A gang at each hold comprised of two winch operators and a foreman. No tallymen were necessary as the complete cargo was to be unloaded.
The apprentices decided to work both shifts and take turns at being the winch instructor. They had agreed to start at six thirty and finish at seven thirty to enable a break for breakfast and lunch.
Before starting, they rigged up the best hatch tarpaulin with one side secured to the deck coaming and the opposite side tied ashore so that any spillages would slide onto the jetty rather than between the ship and the quay. Seeing how successful this was the Chief Officer instructed this to be deployed at the other hatches.
At first there appeared that little impression was being made and even with all five holds discharging it seemed a very daunting task. Slowly the pile started to rise as their targets were met. The apprentices were relentless, having youth on their side as well as a keen desire to finish first. Taking up the challenge, the crew at the other hatches fought for supremacy, being secretly encouraged by the Chief Officer.
On day three an ancient bulldozer trundled along the quay and tidied up the pile to form a single mound. It was to stay on the job until complete. The driver wanted to know what the sign bearing two large H’s implanted in the grain adjacent to the apprentices hold meant. The apprentices said they had expected to discharge in Calcutta so the sign was ‘ Hooghly Heap,’ whereas the more abstruse explanation for the repeated letter ‘H’ was later admitted and revealed as ‘Hungry Hindu’s’.
Divine assistance was sought several times a day as work stopped at other hatches while the prayer mats were laid out in the direction of Mecca.
In recognition and ‘out of respect’, they said, the apprentices stopped as well and used the break for visiting the loo, smoking and taking tea and toast known as ‘tabnab’s’.
No divine assistance was available for the three lads, however they were friendly with the electricians whose expertise ensured that the winches where the apprentices operated, were much faster than normal and a lot more responsive.
However this was countered by some of the crew who had been assigned to shovel grain from the corners into a more accessible pile. Their deliberate lack of speed tended to hamper the rate of discharge until the Chinese carpenter was allocated to their team.
The humble Indian sailors suspected the Hong Kong carpenter to be a member of the ‘Triad’s’ and having heard the rumour that the next port was Shanghai they became quite subdued.
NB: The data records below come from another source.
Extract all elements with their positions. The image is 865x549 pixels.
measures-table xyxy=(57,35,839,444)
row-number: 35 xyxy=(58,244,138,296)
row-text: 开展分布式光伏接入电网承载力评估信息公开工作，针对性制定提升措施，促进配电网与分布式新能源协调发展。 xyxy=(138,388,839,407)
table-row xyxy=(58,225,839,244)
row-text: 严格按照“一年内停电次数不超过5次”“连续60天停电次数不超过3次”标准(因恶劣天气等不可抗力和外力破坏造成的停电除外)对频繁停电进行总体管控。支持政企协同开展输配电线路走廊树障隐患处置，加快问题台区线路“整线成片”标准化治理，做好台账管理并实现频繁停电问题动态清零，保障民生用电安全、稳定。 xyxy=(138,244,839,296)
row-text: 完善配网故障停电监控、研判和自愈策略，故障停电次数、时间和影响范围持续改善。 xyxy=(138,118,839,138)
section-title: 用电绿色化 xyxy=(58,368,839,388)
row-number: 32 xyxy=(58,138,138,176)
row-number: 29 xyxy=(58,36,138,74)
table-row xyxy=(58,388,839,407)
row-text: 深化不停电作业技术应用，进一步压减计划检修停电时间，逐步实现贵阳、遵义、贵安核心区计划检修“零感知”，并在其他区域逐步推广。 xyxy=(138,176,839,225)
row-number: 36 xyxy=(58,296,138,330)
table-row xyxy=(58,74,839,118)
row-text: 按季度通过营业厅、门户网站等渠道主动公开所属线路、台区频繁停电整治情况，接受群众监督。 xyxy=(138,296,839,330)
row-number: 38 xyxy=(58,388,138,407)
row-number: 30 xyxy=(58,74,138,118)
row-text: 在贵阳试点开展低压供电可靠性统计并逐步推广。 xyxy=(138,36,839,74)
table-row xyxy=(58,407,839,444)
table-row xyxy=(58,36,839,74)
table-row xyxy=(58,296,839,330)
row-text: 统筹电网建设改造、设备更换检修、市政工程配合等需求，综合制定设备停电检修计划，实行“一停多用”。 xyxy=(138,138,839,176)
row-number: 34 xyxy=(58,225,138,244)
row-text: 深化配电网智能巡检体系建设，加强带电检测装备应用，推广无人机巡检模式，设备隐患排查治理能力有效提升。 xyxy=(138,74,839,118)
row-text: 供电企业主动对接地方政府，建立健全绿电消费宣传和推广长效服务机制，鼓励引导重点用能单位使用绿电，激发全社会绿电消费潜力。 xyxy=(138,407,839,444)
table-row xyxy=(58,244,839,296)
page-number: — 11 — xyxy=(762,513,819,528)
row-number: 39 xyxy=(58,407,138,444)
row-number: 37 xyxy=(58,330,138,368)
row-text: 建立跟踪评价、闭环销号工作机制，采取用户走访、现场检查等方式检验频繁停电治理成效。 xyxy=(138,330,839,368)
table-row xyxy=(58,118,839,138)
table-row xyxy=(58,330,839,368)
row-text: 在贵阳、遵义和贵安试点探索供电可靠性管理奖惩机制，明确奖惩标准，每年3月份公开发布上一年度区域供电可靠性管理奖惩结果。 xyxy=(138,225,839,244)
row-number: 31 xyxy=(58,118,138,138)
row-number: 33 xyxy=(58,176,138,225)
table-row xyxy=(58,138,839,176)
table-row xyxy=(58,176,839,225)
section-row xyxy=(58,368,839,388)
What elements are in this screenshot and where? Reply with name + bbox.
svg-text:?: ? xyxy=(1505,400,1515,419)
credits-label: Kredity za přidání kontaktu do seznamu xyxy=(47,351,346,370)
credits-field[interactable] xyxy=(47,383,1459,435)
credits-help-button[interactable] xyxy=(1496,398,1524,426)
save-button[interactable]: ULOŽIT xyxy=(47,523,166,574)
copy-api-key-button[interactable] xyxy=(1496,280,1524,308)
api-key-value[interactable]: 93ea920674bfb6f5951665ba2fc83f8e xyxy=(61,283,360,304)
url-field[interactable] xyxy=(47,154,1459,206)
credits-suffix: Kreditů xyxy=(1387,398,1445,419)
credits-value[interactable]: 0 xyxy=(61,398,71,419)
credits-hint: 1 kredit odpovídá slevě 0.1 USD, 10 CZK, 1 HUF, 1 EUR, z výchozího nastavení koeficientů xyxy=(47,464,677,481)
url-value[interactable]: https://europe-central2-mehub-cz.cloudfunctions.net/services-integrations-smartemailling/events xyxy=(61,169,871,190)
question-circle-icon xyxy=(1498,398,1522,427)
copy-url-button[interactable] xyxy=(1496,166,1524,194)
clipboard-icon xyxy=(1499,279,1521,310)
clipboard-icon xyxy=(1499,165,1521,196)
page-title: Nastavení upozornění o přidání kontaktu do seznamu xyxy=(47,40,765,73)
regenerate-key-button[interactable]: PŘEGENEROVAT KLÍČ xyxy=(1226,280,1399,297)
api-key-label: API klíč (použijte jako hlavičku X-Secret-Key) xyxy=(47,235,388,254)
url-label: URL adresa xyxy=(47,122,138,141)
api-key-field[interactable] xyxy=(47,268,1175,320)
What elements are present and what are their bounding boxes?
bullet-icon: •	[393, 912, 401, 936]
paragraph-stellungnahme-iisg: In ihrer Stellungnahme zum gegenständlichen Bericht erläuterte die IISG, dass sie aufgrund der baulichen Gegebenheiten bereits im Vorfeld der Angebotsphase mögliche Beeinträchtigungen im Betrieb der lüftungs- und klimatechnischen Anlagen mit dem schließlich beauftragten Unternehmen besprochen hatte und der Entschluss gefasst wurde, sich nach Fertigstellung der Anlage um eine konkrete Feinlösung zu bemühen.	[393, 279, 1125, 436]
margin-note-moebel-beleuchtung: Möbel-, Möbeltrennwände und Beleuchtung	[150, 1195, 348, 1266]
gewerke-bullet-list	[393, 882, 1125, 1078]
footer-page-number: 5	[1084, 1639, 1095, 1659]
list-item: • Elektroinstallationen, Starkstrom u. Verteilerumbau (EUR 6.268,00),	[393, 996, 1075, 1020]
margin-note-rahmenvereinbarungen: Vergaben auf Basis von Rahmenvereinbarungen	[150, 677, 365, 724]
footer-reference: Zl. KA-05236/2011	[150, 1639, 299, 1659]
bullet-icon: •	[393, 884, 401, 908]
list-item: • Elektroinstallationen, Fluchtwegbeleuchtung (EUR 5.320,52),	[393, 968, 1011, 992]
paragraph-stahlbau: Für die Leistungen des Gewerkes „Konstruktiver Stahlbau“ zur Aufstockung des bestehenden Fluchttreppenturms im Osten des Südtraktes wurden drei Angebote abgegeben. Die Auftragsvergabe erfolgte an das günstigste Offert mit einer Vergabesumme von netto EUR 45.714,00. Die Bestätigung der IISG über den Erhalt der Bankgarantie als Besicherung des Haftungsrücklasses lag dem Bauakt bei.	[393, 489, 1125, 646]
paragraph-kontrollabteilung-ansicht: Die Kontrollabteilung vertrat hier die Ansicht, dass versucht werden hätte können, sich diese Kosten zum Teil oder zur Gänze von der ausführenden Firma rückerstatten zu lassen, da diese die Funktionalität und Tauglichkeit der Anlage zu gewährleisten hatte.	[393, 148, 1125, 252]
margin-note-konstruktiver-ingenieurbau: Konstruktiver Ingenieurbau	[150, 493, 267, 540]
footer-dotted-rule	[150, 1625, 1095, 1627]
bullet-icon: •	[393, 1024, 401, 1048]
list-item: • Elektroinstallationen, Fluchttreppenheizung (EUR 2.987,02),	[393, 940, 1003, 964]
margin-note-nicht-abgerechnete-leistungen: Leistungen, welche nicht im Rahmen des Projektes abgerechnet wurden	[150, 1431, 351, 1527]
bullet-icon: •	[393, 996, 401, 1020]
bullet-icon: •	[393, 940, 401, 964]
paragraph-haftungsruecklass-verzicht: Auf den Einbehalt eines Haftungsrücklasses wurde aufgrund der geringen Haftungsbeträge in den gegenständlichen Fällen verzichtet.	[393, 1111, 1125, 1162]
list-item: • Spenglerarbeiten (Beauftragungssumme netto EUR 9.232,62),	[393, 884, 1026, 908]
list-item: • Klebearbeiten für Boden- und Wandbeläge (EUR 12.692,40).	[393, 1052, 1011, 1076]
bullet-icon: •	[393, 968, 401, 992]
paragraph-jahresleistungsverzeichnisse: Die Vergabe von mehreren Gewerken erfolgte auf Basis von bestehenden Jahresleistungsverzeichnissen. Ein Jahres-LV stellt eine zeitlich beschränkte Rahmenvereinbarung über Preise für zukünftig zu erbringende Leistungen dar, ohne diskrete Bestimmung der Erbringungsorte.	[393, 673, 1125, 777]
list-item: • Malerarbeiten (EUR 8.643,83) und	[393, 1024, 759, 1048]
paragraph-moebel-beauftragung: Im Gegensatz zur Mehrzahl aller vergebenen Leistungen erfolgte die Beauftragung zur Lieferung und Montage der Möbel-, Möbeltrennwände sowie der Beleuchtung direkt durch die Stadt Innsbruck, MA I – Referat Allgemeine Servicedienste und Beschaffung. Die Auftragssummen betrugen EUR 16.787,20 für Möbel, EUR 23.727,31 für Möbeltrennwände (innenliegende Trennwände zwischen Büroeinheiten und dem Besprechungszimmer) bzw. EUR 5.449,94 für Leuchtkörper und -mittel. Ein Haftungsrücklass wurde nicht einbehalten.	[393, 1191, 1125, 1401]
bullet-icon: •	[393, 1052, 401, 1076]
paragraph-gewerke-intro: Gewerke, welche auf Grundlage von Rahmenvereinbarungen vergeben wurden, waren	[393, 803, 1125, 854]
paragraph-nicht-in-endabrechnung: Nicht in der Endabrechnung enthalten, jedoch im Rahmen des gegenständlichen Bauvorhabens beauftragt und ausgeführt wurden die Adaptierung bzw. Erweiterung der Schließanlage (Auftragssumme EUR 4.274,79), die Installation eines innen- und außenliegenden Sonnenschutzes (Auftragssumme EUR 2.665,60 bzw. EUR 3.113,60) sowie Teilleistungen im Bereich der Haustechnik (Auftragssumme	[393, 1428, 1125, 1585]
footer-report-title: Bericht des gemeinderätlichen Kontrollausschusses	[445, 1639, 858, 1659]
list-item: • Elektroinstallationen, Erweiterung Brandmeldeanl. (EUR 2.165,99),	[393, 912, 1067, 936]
The rumour was enough and didn’t need reinforcing but they eyed the carpenter’s leather belt containing a heavy hammer and a curved sailors knife, with a degree of apprehension even though not a word was exchanged.
The ship completed discharge a day before expected and within two hours put to sea bound for China.
After clearing the estuary the whole crew including the apprentices but excluding the watch keepers were given the rest of the day off.
A very generous gesture had it not been Sunday.
Eighteen months and another ship later the apprentice, now recently promoted to third officer, once again arrived in Madras, berthing at a regular berth in the City’s teeming docks.
On the first Sunday afternoon, accompanied by the Second Mate he decided to stroll to his previous location. It took over an hour in the stifling heat and to his dismay the mountain of grain still lay untouched on the quay. Most of the surface had started to grow but judging by the smell the core had started to decay and was undoubtedly unfit for consumption by humans.
He was mortified to think of the extremely hard work they had put in to unload the grain not to mention the futile efforts of the Australian farmer workers. He considered the ill fed and mostly starving local population before deciding that it really was true that there is ‘no such thing as a free lunch.’